Private contractors also often hire throughout the fire season. While they may not always be a full time postion, it's a great way to at least get some field time that season.

Firecamp has had numerous students come through the S-130/190 class in the middle of summer and get hired within a couple weeks of completeing their course. Finding a job mid-season does take more leg-work on your end. Since jobs are not usually posted this is where a phone call can make all the difference. We go over many tactics of finding a job mid-season during our in-person workshops with all S-130/190 classes.


“Where do I learn about all the different positions as a wildland firefighter?”

The National Wildfire Coordinating Group (NWCG) is the leading organization when it comes to the world of wildland firefighting. They are responsible for providing curriculum for all training, write the main guidelines about the differnt wildland positions and qualifications, report lessons learned on wildfire fatalities, and much more.

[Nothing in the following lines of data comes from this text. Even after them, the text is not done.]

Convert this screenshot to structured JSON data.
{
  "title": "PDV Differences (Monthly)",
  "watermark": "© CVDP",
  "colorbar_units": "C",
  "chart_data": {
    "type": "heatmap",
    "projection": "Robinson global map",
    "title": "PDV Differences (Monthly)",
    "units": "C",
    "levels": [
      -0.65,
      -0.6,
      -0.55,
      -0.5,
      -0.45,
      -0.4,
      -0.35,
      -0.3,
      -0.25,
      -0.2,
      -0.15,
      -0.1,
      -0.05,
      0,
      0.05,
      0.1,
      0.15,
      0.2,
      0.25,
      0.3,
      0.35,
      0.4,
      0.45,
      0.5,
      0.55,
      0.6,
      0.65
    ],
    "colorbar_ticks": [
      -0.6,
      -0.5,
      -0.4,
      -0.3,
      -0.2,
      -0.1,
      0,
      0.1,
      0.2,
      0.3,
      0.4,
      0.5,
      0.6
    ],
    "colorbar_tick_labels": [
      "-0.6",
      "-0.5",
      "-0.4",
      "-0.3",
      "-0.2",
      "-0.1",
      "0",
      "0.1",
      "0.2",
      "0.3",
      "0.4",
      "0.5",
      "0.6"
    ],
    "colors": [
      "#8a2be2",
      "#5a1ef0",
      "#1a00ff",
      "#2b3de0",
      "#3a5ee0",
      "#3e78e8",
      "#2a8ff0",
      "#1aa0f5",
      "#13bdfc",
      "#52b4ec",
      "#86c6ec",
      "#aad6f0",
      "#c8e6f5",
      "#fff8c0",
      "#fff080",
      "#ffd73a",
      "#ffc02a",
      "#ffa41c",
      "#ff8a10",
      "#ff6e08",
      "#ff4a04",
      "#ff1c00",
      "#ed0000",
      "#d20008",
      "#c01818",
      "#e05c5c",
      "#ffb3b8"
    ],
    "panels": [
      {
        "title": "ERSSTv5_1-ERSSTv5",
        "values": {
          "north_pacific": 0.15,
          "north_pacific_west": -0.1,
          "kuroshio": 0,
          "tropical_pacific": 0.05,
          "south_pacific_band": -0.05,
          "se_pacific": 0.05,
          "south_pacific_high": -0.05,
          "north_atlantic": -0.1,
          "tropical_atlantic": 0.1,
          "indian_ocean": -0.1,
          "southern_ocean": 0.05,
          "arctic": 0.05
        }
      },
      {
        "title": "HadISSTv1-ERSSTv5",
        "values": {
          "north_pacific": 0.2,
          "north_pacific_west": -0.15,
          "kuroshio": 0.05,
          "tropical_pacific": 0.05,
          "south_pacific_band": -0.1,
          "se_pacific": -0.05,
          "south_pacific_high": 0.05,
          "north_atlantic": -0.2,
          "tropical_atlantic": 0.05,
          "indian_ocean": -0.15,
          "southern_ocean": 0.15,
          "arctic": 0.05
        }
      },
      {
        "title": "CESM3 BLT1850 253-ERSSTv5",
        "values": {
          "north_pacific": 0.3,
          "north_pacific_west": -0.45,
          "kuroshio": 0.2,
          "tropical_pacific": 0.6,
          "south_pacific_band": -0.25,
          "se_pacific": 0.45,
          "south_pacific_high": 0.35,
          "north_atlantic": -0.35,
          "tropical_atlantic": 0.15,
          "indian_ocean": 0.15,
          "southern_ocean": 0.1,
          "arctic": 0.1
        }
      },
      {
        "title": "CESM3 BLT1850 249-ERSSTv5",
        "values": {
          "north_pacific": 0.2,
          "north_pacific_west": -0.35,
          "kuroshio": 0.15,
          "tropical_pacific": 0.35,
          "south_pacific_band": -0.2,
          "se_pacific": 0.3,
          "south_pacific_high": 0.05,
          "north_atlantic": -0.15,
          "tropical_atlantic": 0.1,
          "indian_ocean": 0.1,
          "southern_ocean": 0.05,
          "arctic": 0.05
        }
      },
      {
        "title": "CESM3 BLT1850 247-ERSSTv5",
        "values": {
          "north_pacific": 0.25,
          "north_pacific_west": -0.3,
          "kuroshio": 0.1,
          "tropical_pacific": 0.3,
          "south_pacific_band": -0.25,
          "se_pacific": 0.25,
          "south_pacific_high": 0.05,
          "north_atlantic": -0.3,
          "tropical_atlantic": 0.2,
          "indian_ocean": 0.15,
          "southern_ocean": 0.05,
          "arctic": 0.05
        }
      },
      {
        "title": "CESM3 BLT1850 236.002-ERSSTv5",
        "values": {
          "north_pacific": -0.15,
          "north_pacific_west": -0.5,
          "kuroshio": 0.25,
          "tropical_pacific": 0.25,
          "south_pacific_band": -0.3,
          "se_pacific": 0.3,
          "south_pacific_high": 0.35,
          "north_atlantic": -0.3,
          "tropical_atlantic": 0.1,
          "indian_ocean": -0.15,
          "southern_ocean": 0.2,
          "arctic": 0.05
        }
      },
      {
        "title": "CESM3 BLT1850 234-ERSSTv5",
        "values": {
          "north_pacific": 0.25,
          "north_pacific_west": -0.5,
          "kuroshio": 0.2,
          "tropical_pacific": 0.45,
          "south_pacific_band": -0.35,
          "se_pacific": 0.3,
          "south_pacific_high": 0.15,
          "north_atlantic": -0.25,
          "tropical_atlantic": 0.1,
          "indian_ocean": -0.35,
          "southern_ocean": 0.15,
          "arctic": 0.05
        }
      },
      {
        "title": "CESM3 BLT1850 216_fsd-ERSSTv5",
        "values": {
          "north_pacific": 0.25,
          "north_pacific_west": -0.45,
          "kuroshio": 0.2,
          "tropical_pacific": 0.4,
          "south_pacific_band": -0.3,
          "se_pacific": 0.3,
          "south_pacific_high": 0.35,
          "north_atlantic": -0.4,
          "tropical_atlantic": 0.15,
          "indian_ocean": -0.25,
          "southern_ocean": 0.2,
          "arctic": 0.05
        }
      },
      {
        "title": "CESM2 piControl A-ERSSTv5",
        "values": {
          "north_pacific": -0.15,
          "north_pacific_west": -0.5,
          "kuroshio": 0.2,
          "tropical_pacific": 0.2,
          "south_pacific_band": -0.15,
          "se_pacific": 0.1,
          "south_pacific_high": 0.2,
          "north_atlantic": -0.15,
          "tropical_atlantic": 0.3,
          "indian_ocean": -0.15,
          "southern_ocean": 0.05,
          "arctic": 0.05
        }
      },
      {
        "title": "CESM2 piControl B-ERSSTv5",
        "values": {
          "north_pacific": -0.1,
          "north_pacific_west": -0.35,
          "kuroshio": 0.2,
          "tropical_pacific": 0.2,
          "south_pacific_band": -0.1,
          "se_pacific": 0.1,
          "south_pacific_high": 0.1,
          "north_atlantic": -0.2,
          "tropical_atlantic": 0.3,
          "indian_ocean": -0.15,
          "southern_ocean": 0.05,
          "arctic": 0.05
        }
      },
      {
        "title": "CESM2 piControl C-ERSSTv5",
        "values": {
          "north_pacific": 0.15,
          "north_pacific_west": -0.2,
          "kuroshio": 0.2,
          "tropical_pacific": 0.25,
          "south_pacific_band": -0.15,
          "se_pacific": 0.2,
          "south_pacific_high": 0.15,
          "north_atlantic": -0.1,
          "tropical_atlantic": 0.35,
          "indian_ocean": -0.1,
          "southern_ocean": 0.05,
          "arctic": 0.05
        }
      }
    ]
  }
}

One of the best tools they offer the public is the NWCG Position Catalog. This is an amazing place to start and just see all of the different varities of jobs available as a wildland firefighter. If you plan on making a career out of wildland firefighting we reccommend students consider what type of branch they want to work in. A few differnt branches are listed below, with very brief description of what to expect. Please keep in mind these are very general descriptions to get you thinking about your options.

• Hand Crews - lots of hiking & digging fireline
• Engine Crews - water carriers (less hiking, more driving)

• Hotshots - initial attack, elite hand crews (peak fitness required)
• Smoke Jumpers
- initial attack elite crews, often parachute to remote fires (peak fitness required)
• Air Operations - helicopters, fixed wing aircraft, etc.
• Heavy Equipment
- dozer operators
• Medical - Fireline medics/paramedics

Another great resourse for wildland firefighting information is the US Forest Service.


“I want to be a hosthot! How do I get there?”

Hotshots are specialized crews that are expected to provide "safe, professional, mobile and highly skilled hand crew for all phases of fire management and incident operations" - USFS Interagency Hotshot Page. The link to the left is a good place to get started about what hotshot crews do and the physical requirements for the job. It also provides links to other useful pages for your reveiw.

One page we like to recommend to Firecamp students is the Pike Hotshot Employment Page. This is a good spot to see guidelines to take for working up to a hotshot position. While most agencies will say experience is required before becoming a hotshot it is possible to get hired on your rookie year.